The data also suggest LBH589 in vivo that the replication kinetics of PML-type JCV DNA differ among COS-tat cell clones. In the current study, we examined the propagation characteristics of PML-type JCV in COS-7 derived cell lines
expressing HIV-1 Tat protein. In COS-tat cells, production of virus progenies and replication of viral genomic DNA were increased compared to those in parental COS-7 cells, as judged by data from HA and real-time PCR assays. Based on the results obtained in the present and previous studies (8), we have demonstrated that stable expression of HIV-1 Tat facilitates propagation of, not only archetype, but also PML-type, JCV. In COS-tat cells, HIV-1 Tat-mediated JCV propagation can be examined without transfecting the cells with Tat selleck screening library expression plasmid or stimulating them with exogenous Tat.

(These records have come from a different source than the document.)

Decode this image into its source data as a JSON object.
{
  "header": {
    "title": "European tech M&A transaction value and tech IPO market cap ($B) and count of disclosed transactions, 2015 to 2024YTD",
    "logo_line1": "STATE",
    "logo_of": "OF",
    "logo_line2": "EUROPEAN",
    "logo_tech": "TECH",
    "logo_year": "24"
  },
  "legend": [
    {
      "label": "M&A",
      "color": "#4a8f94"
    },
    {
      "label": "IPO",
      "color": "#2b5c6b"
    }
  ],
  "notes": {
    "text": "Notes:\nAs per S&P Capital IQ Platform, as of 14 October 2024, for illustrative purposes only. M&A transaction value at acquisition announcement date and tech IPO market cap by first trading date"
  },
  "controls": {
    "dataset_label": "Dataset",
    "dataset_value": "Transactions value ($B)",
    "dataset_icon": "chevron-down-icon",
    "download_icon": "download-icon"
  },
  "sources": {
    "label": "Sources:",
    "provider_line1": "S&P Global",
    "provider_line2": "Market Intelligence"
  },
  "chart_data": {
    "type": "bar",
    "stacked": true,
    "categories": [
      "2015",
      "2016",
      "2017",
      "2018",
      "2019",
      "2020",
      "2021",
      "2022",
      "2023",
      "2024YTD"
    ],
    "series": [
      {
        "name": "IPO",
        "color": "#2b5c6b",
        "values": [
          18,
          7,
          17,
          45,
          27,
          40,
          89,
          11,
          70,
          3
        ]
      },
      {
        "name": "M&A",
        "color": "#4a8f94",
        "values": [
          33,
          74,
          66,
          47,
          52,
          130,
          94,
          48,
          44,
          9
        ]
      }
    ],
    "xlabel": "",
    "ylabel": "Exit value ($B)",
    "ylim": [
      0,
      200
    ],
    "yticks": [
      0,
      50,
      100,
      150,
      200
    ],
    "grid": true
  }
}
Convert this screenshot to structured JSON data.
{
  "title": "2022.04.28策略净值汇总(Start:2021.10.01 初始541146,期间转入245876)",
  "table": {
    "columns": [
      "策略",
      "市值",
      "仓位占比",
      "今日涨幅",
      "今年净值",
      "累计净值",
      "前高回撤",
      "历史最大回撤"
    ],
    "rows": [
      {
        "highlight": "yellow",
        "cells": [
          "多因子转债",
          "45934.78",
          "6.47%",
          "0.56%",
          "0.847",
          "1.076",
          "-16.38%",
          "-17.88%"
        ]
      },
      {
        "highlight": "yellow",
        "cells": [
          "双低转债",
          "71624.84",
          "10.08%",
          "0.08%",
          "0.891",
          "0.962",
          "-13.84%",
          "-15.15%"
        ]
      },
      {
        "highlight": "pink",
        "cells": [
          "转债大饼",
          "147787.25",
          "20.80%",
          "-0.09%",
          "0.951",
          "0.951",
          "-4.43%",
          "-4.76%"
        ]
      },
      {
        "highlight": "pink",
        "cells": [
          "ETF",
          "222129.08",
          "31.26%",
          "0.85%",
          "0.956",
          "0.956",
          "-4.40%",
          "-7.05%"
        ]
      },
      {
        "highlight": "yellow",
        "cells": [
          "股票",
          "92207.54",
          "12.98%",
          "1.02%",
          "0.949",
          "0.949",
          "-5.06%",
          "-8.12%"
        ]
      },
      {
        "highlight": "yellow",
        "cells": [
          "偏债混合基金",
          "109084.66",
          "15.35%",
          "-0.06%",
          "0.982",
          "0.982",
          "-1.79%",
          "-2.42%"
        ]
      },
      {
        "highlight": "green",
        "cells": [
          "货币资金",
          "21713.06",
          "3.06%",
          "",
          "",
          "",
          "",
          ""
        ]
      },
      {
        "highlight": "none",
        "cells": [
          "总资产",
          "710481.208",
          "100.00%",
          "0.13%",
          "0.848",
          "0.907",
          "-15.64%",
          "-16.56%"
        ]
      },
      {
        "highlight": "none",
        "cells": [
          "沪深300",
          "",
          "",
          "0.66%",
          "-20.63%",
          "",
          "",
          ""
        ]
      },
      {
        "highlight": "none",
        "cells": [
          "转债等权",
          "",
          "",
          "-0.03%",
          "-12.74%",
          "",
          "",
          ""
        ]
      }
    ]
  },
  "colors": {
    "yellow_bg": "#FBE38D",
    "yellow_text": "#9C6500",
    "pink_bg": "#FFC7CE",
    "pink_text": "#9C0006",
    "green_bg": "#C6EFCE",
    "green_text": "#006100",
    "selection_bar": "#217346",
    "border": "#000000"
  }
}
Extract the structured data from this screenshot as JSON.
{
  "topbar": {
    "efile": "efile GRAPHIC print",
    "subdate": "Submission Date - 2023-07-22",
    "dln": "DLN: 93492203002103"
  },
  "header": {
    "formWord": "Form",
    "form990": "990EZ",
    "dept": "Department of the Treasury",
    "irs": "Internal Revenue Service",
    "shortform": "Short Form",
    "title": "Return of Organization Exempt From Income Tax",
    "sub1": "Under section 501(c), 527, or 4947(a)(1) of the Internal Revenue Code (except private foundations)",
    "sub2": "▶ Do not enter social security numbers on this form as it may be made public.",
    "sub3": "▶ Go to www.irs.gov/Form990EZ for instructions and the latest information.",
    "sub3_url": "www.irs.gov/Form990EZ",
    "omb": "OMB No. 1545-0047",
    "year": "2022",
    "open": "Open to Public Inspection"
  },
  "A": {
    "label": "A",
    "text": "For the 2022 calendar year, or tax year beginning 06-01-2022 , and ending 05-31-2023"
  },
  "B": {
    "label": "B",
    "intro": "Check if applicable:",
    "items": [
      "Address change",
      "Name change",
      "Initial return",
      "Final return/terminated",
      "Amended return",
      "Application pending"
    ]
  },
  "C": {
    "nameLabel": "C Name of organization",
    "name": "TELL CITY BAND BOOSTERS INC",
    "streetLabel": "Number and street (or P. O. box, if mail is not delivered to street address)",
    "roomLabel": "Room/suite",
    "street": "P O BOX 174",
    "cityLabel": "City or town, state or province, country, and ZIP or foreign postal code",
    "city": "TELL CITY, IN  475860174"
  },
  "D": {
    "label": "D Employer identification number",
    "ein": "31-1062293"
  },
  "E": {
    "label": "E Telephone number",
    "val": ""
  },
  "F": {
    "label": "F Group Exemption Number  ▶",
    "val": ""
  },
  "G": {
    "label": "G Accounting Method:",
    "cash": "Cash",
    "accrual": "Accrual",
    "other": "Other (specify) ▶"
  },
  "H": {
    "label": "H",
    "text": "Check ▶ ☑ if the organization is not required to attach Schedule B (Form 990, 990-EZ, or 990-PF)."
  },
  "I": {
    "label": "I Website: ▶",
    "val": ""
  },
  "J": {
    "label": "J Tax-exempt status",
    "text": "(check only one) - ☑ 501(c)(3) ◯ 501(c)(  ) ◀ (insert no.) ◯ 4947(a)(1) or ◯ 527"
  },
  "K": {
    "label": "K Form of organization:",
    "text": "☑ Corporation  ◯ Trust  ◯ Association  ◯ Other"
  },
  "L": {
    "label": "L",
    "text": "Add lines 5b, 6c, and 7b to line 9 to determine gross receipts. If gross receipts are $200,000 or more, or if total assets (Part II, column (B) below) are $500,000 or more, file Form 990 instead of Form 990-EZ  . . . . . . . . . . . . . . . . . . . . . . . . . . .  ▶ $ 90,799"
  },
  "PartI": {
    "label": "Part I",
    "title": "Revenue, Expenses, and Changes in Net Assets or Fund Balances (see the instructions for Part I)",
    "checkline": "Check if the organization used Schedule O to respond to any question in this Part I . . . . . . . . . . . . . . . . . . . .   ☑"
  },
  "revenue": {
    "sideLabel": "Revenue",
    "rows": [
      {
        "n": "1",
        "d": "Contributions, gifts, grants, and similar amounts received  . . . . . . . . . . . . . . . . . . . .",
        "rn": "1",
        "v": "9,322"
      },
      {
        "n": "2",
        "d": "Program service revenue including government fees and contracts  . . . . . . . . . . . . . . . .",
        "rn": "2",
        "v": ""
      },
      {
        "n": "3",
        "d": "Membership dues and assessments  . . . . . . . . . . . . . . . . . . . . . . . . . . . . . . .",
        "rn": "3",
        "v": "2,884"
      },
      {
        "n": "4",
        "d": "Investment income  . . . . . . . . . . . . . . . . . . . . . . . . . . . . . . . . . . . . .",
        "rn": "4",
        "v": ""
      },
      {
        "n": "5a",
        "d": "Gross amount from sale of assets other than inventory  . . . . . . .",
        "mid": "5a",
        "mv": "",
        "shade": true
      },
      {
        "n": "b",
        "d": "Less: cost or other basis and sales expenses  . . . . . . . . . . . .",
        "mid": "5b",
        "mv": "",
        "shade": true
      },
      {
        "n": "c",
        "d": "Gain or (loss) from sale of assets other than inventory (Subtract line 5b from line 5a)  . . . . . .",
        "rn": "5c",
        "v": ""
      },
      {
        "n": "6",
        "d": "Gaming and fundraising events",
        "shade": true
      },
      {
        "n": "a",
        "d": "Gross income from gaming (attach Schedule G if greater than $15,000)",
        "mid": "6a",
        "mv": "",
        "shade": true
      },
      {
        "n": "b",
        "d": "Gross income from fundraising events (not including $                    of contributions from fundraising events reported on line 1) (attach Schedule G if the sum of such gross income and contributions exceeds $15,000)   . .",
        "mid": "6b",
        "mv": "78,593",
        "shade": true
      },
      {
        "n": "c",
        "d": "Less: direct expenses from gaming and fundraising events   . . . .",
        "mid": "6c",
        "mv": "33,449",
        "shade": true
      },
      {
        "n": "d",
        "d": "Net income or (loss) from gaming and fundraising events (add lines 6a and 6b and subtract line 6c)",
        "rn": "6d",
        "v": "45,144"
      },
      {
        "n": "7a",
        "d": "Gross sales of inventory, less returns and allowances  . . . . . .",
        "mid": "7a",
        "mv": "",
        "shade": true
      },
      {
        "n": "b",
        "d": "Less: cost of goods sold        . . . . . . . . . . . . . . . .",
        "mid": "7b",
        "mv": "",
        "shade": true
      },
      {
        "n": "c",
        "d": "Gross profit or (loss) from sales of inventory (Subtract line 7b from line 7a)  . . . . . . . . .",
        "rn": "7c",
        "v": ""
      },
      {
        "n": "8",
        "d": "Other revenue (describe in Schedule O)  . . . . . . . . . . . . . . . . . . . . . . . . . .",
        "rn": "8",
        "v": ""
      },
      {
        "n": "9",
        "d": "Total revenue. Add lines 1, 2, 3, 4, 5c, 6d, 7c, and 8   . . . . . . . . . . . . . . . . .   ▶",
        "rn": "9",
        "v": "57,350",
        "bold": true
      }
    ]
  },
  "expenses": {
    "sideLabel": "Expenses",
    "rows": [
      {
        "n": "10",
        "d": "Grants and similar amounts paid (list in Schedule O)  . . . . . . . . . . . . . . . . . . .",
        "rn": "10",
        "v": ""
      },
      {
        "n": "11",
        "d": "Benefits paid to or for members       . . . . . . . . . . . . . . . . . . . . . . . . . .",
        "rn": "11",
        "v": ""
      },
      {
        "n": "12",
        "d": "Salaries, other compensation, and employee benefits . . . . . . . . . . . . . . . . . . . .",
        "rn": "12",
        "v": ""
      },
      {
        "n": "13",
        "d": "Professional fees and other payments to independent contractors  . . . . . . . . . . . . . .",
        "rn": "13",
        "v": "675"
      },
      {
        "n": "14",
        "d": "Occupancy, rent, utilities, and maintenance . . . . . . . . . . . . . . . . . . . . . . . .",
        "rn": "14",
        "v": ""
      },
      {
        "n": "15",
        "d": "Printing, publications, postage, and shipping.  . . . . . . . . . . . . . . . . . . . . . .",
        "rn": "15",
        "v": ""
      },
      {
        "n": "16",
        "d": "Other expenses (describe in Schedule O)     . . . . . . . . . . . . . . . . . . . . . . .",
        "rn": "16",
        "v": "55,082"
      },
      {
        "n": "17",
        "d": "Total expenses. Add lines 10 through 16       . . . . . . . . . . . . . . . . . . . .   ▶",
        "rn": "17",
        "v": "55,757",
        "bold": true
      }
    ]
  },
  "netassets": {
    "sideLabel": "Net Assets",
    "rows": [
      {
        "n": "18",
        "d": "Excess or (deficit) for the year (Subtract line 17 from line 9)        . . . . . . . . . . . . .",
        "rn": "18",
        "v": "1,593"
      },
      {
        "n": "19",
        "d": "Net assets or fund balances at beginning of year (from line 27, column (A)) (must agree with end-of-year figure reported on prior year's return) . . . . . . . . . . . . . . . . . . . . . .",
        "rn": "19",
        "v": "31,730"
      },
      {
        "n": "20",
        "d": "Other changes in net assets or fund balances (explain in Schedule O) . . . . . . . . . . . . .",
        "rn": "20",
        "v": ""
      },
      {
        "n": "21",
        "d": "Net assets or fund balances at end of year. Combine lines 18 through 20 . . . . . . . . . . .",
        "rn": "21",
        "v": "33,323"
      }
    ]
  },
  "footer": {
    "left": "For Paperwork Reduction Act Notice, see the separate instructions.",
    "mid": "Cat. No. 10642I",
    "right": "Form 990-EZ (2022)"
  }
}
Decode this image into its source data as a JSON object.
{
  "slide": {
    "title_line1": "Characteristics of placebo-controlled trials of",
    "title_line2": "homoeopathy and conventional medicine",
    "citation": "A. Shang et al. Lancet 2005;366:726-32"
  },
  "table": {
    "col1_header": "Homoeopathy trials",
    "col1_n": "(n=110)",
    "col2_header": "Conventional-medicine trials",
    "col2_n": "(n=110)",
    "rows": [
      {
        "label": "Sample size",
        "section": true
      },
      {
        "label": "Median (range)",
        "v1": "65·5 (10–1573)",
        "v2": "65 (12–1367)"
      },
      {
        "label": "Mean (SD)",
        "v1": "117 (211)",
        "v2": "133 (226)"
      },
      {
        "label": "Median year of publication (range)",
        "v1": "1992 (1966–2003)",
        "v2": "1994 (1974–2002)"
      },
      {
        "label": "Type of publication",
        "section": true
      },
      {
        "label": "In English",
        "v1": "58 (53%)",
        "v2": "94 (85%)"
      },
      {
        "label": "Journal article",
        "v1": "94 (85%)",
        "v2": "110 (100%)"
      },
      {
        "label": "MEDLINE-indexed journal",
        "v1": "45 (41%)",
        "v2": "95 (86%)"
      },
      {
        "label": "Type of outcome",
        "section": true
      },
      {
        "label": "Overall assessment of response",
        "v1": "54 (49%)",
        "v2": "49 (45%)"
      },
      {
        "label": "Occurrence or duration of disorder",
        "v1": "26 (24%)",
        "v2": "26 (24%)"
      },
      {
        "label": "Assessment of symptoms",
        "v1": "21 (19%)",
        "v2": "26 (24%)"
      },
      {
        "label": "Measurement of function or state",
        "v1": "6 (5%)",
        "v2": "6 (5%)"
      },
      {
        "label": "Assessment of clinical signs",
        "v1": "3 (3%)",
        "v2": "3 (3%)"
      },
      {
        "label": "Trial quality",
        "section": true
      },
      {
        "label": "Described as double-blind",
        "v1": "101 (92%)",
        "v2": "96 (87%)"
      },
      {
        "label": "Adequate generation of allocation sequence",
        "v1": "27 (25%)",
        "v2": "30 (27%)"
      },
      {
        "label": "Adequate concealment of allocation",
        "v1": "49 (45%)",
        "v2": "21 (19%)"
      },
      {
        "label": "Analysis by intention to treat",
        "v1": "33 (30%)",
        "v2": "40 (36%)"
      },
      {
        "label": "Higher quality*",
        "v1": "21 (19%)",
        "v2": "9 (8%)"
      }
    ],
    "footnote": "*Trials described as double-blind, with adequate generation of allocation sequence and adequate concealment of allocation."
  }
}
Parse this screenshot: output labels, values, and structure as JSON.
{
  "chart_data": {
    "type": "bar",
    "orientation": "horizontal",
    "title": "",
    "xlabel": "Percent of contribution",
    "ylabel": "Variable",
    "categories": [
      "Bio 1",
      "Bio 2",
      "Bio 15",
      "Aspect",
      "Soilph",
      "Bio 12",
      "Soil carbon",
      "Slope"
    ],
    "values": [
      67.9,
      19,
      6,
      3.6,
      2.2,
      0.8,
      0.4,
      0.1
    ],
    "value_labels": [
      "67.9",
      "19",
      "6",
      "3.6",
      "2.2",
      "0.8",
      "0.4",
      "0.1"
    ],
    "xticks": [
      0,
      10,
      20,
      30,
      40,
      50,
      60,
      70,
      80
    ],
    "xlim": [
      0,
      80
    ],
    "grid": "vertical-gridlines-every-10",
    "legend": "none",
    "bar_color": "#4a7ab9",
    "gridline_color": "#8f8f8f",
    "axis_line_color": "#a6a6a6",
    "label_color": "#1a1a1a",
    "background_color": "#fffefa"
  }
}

Thus, these cell lines may provide a useful model system for studying HIV-1 Tat-mediated propagation of
both archetype and PML-type JCV. When examining the characteristics of COS-tat cells, we found that stable expression of HIV-1 Tat resulted in down-regulation of cell proliferation. This reduction of the cell growth of COS-tat cells is consistent with earlier results indicating that Tat prevents proliferation of human intestinal epithelial cells (15). A growing body of evidence suggests that HIV-1 Tat regulates numerous cellular genes that are involved in cell signaling and translation, thereby controlling HAS1 the proliferation of host cells (16). The precise mechanism by which Tat protein represses the proliferation of COS-tat cells is unclear; however, previous investigations suggest that HIV-1 Tat induces the expression of Purα, a single-stranded DNA binding protein which inhibits cell growth (16, 17). Therefore, it might be that the decreased proliferation of COS-tat cells is associated with Tat-induced expression of Purα. In our previous study, archetype JCV efficiently propagated in COS-tat7, COS-tat15, and COS-tat22 (8). Among the COS-tat cell clones tested, COS-tat22 cells exhibited a marked increase in the propagation of
archetype JCV at about 30 days after transfection with viral DNA (8). Consistent with earlier results, amounts of HA and viral DNA in COS-tat22 cells were greater than those in other COS-tat cell clones at 30 days following transfection with PML-type JCV DNA. It is likely that production of Tat protein leads to increased propagation of archetype and PML-type JCV in three COS-tat cell clones, although the extent of its expression varies between these clones (8). It has been reported by others that Tat protein can enhance late-promoter transcription of JCV through interaction with a sequence similar to TAR in the JCV control region (3, 4). It has also been demonstrated that Tat protein forms a complex with Purα, thereby stimulating viral DNA replication initiated at the JCV origin (5, 6).